Jenkins y su extraordinario director de fotografía, James Laxton, ofrecen muy trabajadas composiciones de inspiración pictórica o tomadas de los maestros de la narración lenta y la imagen plástica como Malick, Sokurov o Tarkovski, todos notorias influencias. Como se sabe, la composición es un ordenamiento de la mirada a través del eje bidimensional de la imagen. La mirada es un problema explícito de la serie, que construye su narrativa sobre la tensión entre la visibilidad y la invisibilidad. Los esclavos aspiran a ser vistos como personas y a la vez necesitan, todos pero especialmente los fugitivos, ser invisibles para sobrevivir.

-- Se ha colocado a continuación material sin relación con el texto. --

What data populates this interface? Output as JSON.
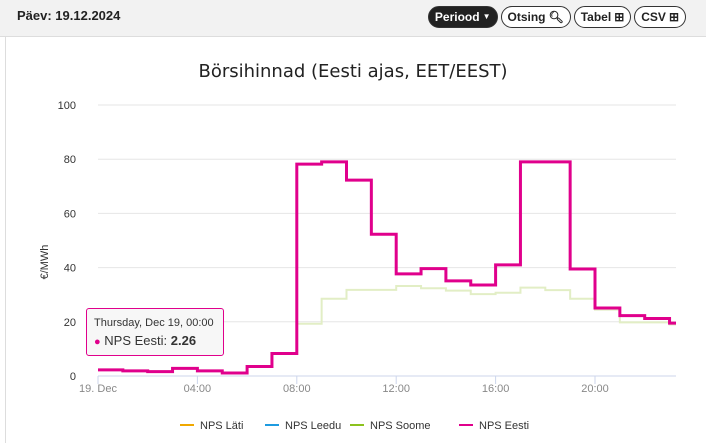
{
  "header": {
    "date": "Päev: 19.12.2024",
    "buttons": [
      "Periood",
      "Otsing",
      "Tabel",
      "CSV"
    ]
  },
  "tooltip": {
    "title": "Thursday, Dec 19, 00:00",
    "series": "NPS Eesti:",
    "value": "2.26"
  },
  "chart_data": {
    "type": "line",
    "title": "Börsihinnad (Eesti ajas, EET/EEST)",
    "ylabel": "€/MWh",
    "xlabel": "",
    "ylim": [
      0,
      100
    ],
    "yticks": [
      0,
      20,
      40,
      60,
      80,
      100
    ],
    "xticks": [
      {
        "hour": 0,
        "label": "19. Dec"
      },
      {
        "hour": 4,
        "label": "04:00"
      },
      {
        "hour": 8,
        "label": "08:00"
      },
      {
        "hour": 12,
        "label": "12:00"
      },
      {
        "hour": 16,
        "label": "16:00"
      },
      {
        "hour": 20,
        "label": "20:00"
      }
    ],
    "x": [
      0,
      1,
      2,
      3,
      4,
      5,
      6,
      7,
      8,
      9,
      10,
      11,
      12,
      13,
      14,
      15,
      16,
      17,
      18,
      19,
      20,
      21,
      22,
      23
    ],
    "series": [
      {
        "name": "NPS Läti",
        "color": "#f0a800",
        "values": [
          2.26,
          1.9,
          1.6,
          2.8,
          1.9,
          1.1,
          3.5,
          8.3,
          78.2,
          79,
          72.3,
          52.3,
          37.7,
          39.6,
          35.1,
          33.6,
          41,
          79,
          79,
          39.5,
          25.1,
          22.3,
          21.2,
          19.5
        ]
      },
      {
        "name": "NPS Leedu",
        "color": "#1e9be0",
        "values": [
          2.26,
          1.9,
          1.6,
          2.8,
          1.9,
          1.1,
          3.5,
          8.3,
          78.2,
          79,
          72.3,
          52.3,
          37.7,
          39.6,
          35.1,
          33.6,
          41,
          79,
          79,
          39.5,
          25.1,
          22.3,
          21.2,
          19.5
        ]
      },
      {
        "name": "NPS Soome",
        "color": "#8cc21e",
        "values": [
          2.26,
          1.9,
          1.6,
          2.8,
          1.9,
          1.1,
          3.5,
          8.3,
          19.3,
          28.5,
          31.8,
          31.8,
          33.2,
          32.4,
          31.5,
          30.2,
          30.7,
          32.6,
          31.7,
          28.5,
          24.5,
          19.8,
          19.8,
          19
        ]
      },
      {
        "name": "NPS Eesti",
        "color": "#e0008c",
        "values": [
          2.26,
          1.9,
          1.6,
          2.8,
          1.9,
          1.1,
          3.5,
          8.3,
          78.2,
          79,
          72.3,
          52.3,
          37.7,
          39.6,
          35.1,
          33.6,
          41,
          79,
          79,
          39.5,
          25.1,
          22.3,
          21.2,
          19.5
        ]
      }
    ],
    "legend": "bottom-center",
    "grid": true,
    "step": true
  }
}
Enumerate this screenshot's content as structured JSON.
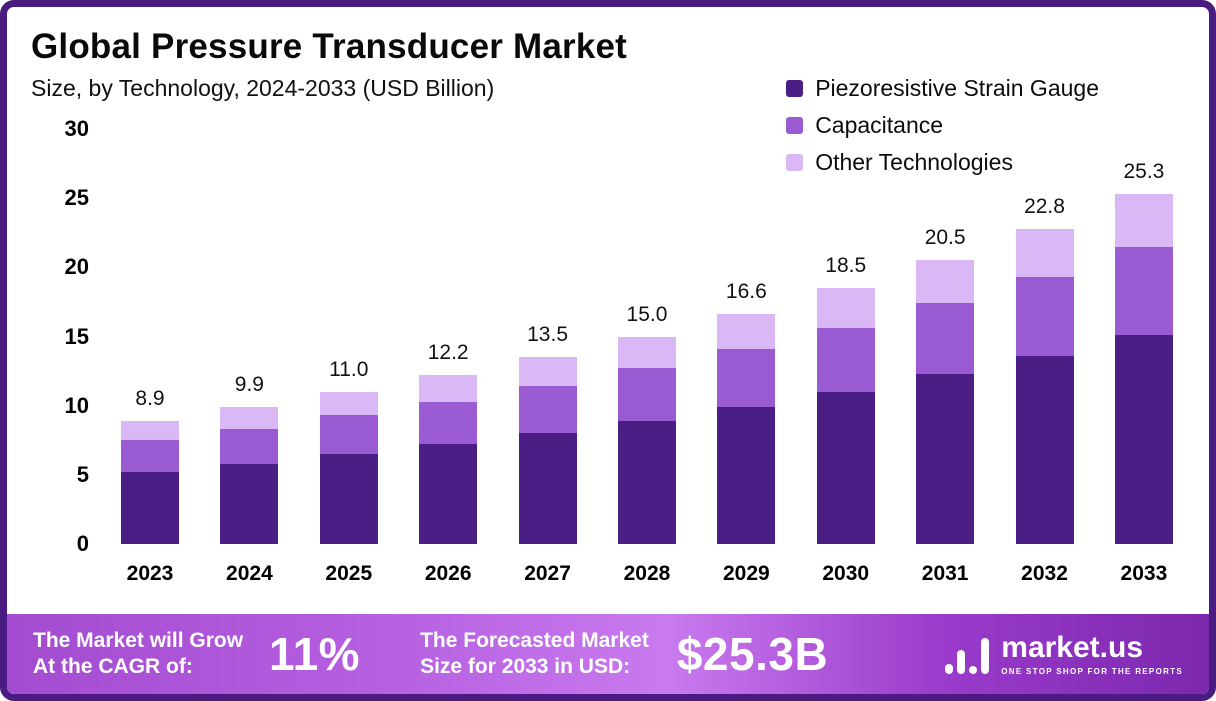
{
  "header": {
    "title": "Global Pressure Transducer Market",
    "subtitle": "Size, by Technology, 2024-2033 (USD Billion)"
  },
  "legend": [
    {
      "label": "Piezoresistive Strain Gauge",
      "color": "#4a1e85"
    },
    {
      "label": "Capacitance",
      "color": "#9a5bd2"
    },
    {
      "label": "Other Technologies",
      "color": "#d9b8f5"
    }
  ],
  "chart_data": {
    "type": "bar",
    "stacked": true,
    "title": "Global Pressure Transducer Market",
    "subtitle": "Size, by Technology, 2024-2033 (USD Billion)",
    "xlabel": "",
    "ylabel": "USD Billion",
    "ylim": [
      0,
      30
    ],
    "yticks": [
      0,
      5,
      10,
      15,
      20,
      25,
      30
    ],
    "grid": false,
    "legend_position": "top-right",
    "categories": [
      "2023",
      "2024",
      "2025",
      "2026",
      "2027",
      "2028",
      "2029",
      "2030",
      "2031",
      "2032",
      "2033"
    ],
    "series": [
      {
        "name": "Piezoresistive Strain Gauge",
        "color": "#4a1e85",
        "values": [
          5.2,
          5.8,
          6.5,
          7.2,
          8.0,
          8.9,
          9.9,
          11.0,
          12.3,
          13.6,
          15.1
        ]
      },
      {
        "name": "Capacitance",
        "color": "#9a5bd2",
        "values": [
          2.3,
          2.5,
          2.8,
          3.1,
          3.4,
          3.8,
          4.2,
          4.6,
          5.1,
          5.7,
          6.4
        ]
      },
      {
        "name": "Other Technologies",
        "color": "#d9b8f5",
        "values": [
          1.4,
          1.6,
          1.7,
          1.9,
          2.1,
          2.3,
          2.5,
          2.9,
          3.1,
          3.5,
          3.8
        ]
      }
    ],
    "totals": [
      8.9,
      9.9,
      11.0,
      12.2,
      13.5,
      15.0,
      16.6,
      18.5,
      20.5,
      22.8,
      25.3
    ]
  },
  "footer": {
    "cagr_line1": "The Market will Grow",
    "cagr_line2": "At the CAGR of:",
    "cagr_value": "11%",
    "forecast_line1": "The Forecasted Market",
    "forecast_line2": "Size for 2033 in USD:",
    "forecast_value": "$25.3B",
    "brand": "market.us",
    "tagline": "ONE STOP SHOP FOR THE REPORTS"
  },
  "colors": {
    "frame_border": "#4a1c82",
    "footer_gradient_start": "#a44cd0",
    "footer_gradient_mid": "#c97aee",
    "footer_gradient_end": "#7c28ae"
  }
}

El estilo visual de Jenkins, una suerte de lirismo alucinatorio, a veces plasmado en una luz vibrante que envuelve a los personajes como en un cuadro impresionista, resulta el opuesto exacto del ascetismo verbal elegido por Whitehead. Se puede decir que Jenkins hace por la esclavitud lo que Monet hizo por los paseos en el campo.
El plano que constituye la marca registrada de Jenkins como realizador es una doble mirada: la mirada de la cámara en un lento travelling sobre un personaje fijo y la devolución de esa mirada por ese personaje, que mantiene sus ojos clavados en la cámara, que es el único punto prohibido porque arranca al espectador de su lugar voyerista y lo interpela. En ese juego, los personajes reclaman la mirada del espectador como una forma de reintegro de su humanidad. El realizador compiló cada uno de los retratos que filmó en un clip de Vimeo, la mayoría de ellos no usados en la serie.

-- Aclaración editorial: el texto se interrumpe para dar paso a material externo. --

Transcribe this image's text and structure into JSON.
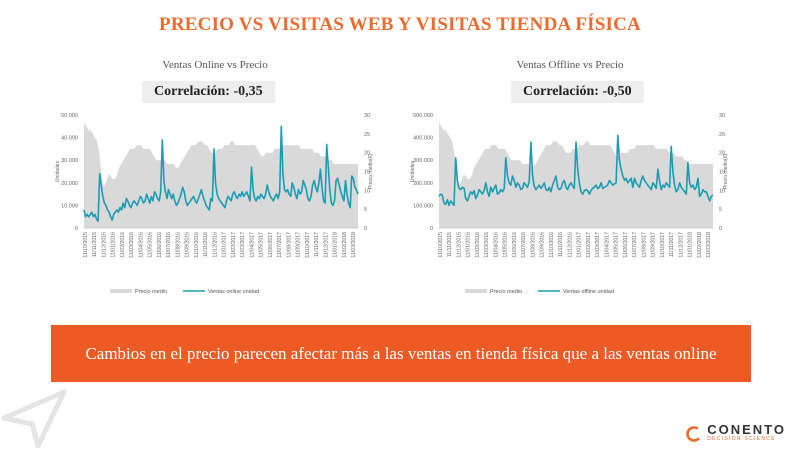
{
  "title": "PRECIO VS VISITAS WEB Y VISITAS TIENDA FÍSICA",
  "colors": {
    "accent": "#EE6A2D",
    "banner": "#EE5A24",
    "area": "#D9D9D9",
    "line": "#1A9DB3"
  },
  "chart_data": [
    {
      "type": "line",
      "title": "Ventas Online vs Precio",
      "correlation_label": "Correlación: -0,35",
      "ylabel": "Unidades",
      "y2label": "Precio medio(€)",
      "ylim": [
        0,
        50000
      ],
      "y2lim": [
        0,
        30
      ],
      "y_ticks": [
        "0",
        "10.000",
        "20.000",
        "30.000",
        "40.000",
        "50.000"
      ],
      "y2_ticks": [
        "0",
        "5",
        "10",
        "15",
        "20",
        "25",
        "30"
      ],
      "x_ticks": [
        "11/10/2015",
        "11/11/2015",
        "11/12/2015",
        "11/01/2016",
        "11/02/2016",
        "11/03/2016",
        "11/04/2016",
        "11/05/2016",
        "11/06/2016",
        "11/07/2016",
        "11/08/2016",
        "11/09/2016",
        "11/10/2016",
        "11/11/2016",
        "11/12/2016",
        "11/01/2017",
        "11/02/2017",
        "11/03/2017",
        "11/04/2017",
        "11/05/2017",
        "11/06/2017",
        "11/07/2017",
        "11/08/2017",
        "11/09/2017",
        "11/10/2017",
        "11/11/2017",
        "11/12/2017",
        "11/01/2018",
        "11/02/2018",
        "11/03/2018"
      ],
      "legend": [
        "Precio medio",
        "Ventas online unidad"
      ],
      "series": [
        {
          "name": "Precio medio",
          "axis": "right",
          "kind": "area",
          "values": [
            28,
            27,
            26,
            26,
            25,
            24,
            23,
            20,
            14,
            11,
            12,
            14,
            14,
            13,
            13,
            14,
            16,
            17,
            18,
            19,
            20,
            21,
            21,
            21,
            22,
            22,
            22,
            21,
            21,
            21,
            21,
            20,
            19,
            18,
            18,
            18,
            18,
            18,
            17,
            17,
            17,
            17,
            16,
            16,
            17,
            18,
            19,
            20,
            21,
            22,
            22,
            22,
            23,
            23,
            23,
            22,
            22,
            21,
            20,
            20,
            20,
            21,
            21,
            21,
            22,
            22,
            22,
            23,
            23,
            22,
            22,
            22,
            22,
            22,
            22,
            22,
            22,
            22,
            22,
            21,
            20,
            19,
            19,
            20,
            20,
            20,
            20,
            21,
            21,
            21,
            22,
            22,
            22,
            22,
            22,
            22,
            22,
            22,
            22,
            21,
            21,
            21,
            21,
            21,
            21,
            20,
            20,
            20,
            19,
            19,
            19,
            19,
            18,
            18,
            17,
            17,
            17,
            17,
            17,
            17,
            17,
            17,
            17,
            17,
            17,
            17
          ]
        },
        {
          "name": "Ventas online unidad",
          "axis": "left",
          "kind": "line",
          "values": [
            8000,
            5000,
            6000,
            5000,
            6000,
            7000,
            5000,
            6000,
            4000,
            3000,
            24000,
            19000,
            14000,
            11000,
            10000,
            8000,
            7000,
            5000,
            3500,
            6000,
            7000,
            8000,
            7000,
            9000,
            8000,
            11000,
            9000,
            13000,
            12000,
            10000,
            9000,
            11000,
            12000,
            11000,
            10000,
            12000,
            14000,
            13000,
            11000,
            12000,
            15000,
            13000,
            11000,
            14000,
            12000,
            16000,
            15000,
            13000,
            12000,
            16000,
            39000,
            21000,
            16000,
            13000,
            17000,
            15000,
            13000,
            15000,
            12000,
            10000,
            11000,
            13000,
            15000,
            18000,
            16000,
            12000,
            10000,
            11000,
            12000,
            13000,
            14000,
            12000,
            11000,
            13000,
            15000,
            17000,
            14000,
            12000,
            10000,
            9000,
            8000,
            13000,
            12000,
            35000,
            20000,
            15000,
            13000,
            12000,
            11000,
            10000,
            9000,
            12000,
            14000,
            13000,
            12000,
            15000,
            16000,
            14000,
            13000,
            15000,
            14000,
            16000,
            14000,
            15000,
            16000,
            14000,
            12000,
            27000,
            17000,
            13000,
            12000,
            14000,
            13000,
            15000,
            14000,
            13000,
            15000,
            19000,
            16000,
            14000,
            13000,
            12000,
            14000,
            15000,
            13000,
            16000,
            45000,
            25000,
            17000,
            16000,
            17000,
            15000,
            14000,
            20000,
            18000,
            15000,
            13000,
            17000,
            15000,
            16000,
            21000,
            19000,
            17000,
            13000,
            12000,
            14000,
            19000,
            21000,
            18000,
            16000,
            20000,
            26000,
            18000,
            12000,
            11000,
            37000,
            27000,
            17000,
            11000,
            10000,
            12000,
            21000,
            22000,
            19000,
            16000,
            14000,
            12000,
            21000,
            15000,
            11000,
            9000,
            23000,
            22000,
            18000,
            17000,
            15000
          ]
        }
      ]
    },
    {
      "type": "line",
      "title": "Ventas Offline vs Precio",
      "correlation_label": "Correlación: -0,50",
      "ylabel": "Unidades",
      "y2label": "Precio medio(€)",
      "ylim": [
        0,
        500000
      ],
      "y2lim": [
        0,
        30
      ],
      "y_ticks": [
        "0",
        "100.000",
        "200.000",
        "300.000",
        "400.000",
        "500.000"
      ],
      "y2_ticks": [
        "0",
        "5",
        "10",
        "15",
        "20",
        "25",
        "30"
      ],
      "x_ticks": [
        "11/10/2015",
        "11/11/2015",
        "11/12/2015",
        "11/01/2016",
        "11/02/2016",
        "11/03/2016",
        "11/04/2016",
        "11/05/2016",
        "11/06/2016",
        "11/07/2016",
        "11/08/2016",
        "11/09/2016",
        "11/10/2016",
        "11/11/2016",
        "11/12/2016",
        "11/01/2017",
        "11/02/2017",
        "11/03/2017",
        "11/04/2017",
        "11/05/2017",
        "11/06/2017",
        "11/07/2017",
        "11/08/2017",
        "11/09/2017",
        "11/10/2017",
        "11/11/2017",
        "11/12/2017",
        "11/01/2018",
        "11/02/2018",
        "11/03/2018"
      ],
      "legend": [
        "Precio medio",
        "Ventas offline unidad"
      ],
      "series": [
        {
          "name": "Precio medio",
          "axis": "right",
          "kind": "area",
          "values": [
            28,
            27,
            26,
            26,
            25,
            24,
            23,
            20,
            14,
            11,
            12,
            14,
            14,
            13,
            13,
            14,
            16,
            17,
            18,
            19,
            20,
            21,
            21,
            21,
            22,
            22,
            22,
            21,
            21,
            21,
            21,
            20,
            19,
            18,
            18,
            18,
            18,
            18,
            17,
            17,
            17,
            17,
            16,
            16,
            17,
            18,
            19,
            20,
            21,
            22,
            22,
            22,
            23,
            23,
            23,
            22,
            22,
            21,
            20,
            20,
            20,
            21,
            21,
            21,
            22,
            22,
            22,
            23,
            23,
            22,
            22,
            22,
            22,
            22,
            22,
            22,
            22,
            22,
            22,
            21,
            20,
            19,
            19,
            20,
            20,
            20,
            20,
            21,
            21,
            21,
            22,
            22,
            22,
            22,
            22,
            22,
            22,
            22,
            22,
            21,
            21,
            21,
            21,
            21,
            21,
            20,
            20,
            20,
            19,
            19,
            19,
            19,
            18,
            18,
            17,
            17,
            17,
            17,
            17,
            17,
            17,
            17,
            17,
            17,
            17,
            17
          ]
        },
        {
          "name": "Ventas offline unidad",
          "axis": "left",
          "kind": "line",
          "values": [
            140000,
            150000,
            145000,
            110000,
            105000,
            125000,
            100000,
            120000,
            110000,
            100000,
            310000,
            210000,
            175000,
            170000,
            180000,
            175000,
            130000,
            120000,
            140000,
            160000,
            150000,
            165000,
            130000,
            145000,
            170000,
            160000,
            150000,
            165000,
            200000,
            160000,
            140000,
            180000,
            160000,
            175000,
            190000,
            150000,
            155000,
            170000,
            160000,
            175000,
            310000,
            230000,
            200000,
            190000,
            230000,
            210000,
            180000,
            200000,
            190000,
            170000,
            175000,
            200000,
            190000,
            180000,
            205000,
            380000,
            230000,
            185000,
            170000,
            180000,
            190000,
            175000,
            185000,
            200000,
            170000,
            165000,
            180000,
            160000,
            190000,
            210000,
            230000,
            180000,
            170000,
            175000,
            200000,
            210000,
            180000,
            170000,
            190000,
            200000,
            185000,
            175000,
            380000,
            260000,
            200000,
            160000,
            150000,
            165000,
            170000,
            165000,
            150000,
            165000,
            175000,
            180000,
            190000,
            175000,
            180000,
            200000,
            175000,
            180000,
            185000,
            190000,
            210000,
            200000,
            190000,
            195000,
            200000,
            410000,
            300000,
            260000,
            230000,
            210000,
            220000,
            200000,
            210000,
            220000,
            180000,
            220000,
            200000,
            190000,
            180000,
            210000,
            230000,
            210000,
            200000,
            190000,
            180000,
            170000,
            200000,
            190000,
            175000,
            260000,
            210000,
            170000,
            190000,
            180000,
            200000,
            190000,
            180000,
            360000,
            250000,
            190000,
            160000,
            170000,
            200000,
            180000,
            170000,
            160000,
            150000,
            290000,
            200000,
            180000,
            190000,
            170000,
            180000,
            220000,
            140000,
            150000,
            170000,
            160000,
            160000,
            140000,
            120000,
            140000,
            145000
          ]
        }
      ]
    }
  ],
  "banner": {
    "text": "Cambios en el precio parecen afectar más a las ventas en tienda física que a las ventas online"
  },
  "brand": {
    "name": "CONENTO",
    "tagline": "DECISION SCIENCE"
  }
}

A pesar de que ésta no es una ficción que pueda ser devorada en un único atracón, Jenkins sabe sacar partido de las características del streaming porque los episodios no tienen una duración fija (uno dura apenas 20 minutos, en una ingeniosa reproducción de la forma de la novela, que alterna capítulos largos con viñetas de unas pocas páginas). Tampoco hay una estructura que se mantenga demasiados episodios (al promediar la temporada ya no se asocia un capítulo a cada Estado), ni una forma visual consistente (cambia la relación de aspecto de la imagen, cambia la iluminación y el impresionismo se vuelve chiaroscuro), al punto de que ya no es que la serie sea como una película, sino que es como más de una. En este conjunto de similitudes y diferencias, Jenkins encuentra el modo de apropiarse de esta historia, de traicionar el libro de muchas formas para contar algo más y, a la vez, para no dejar de serle fiel.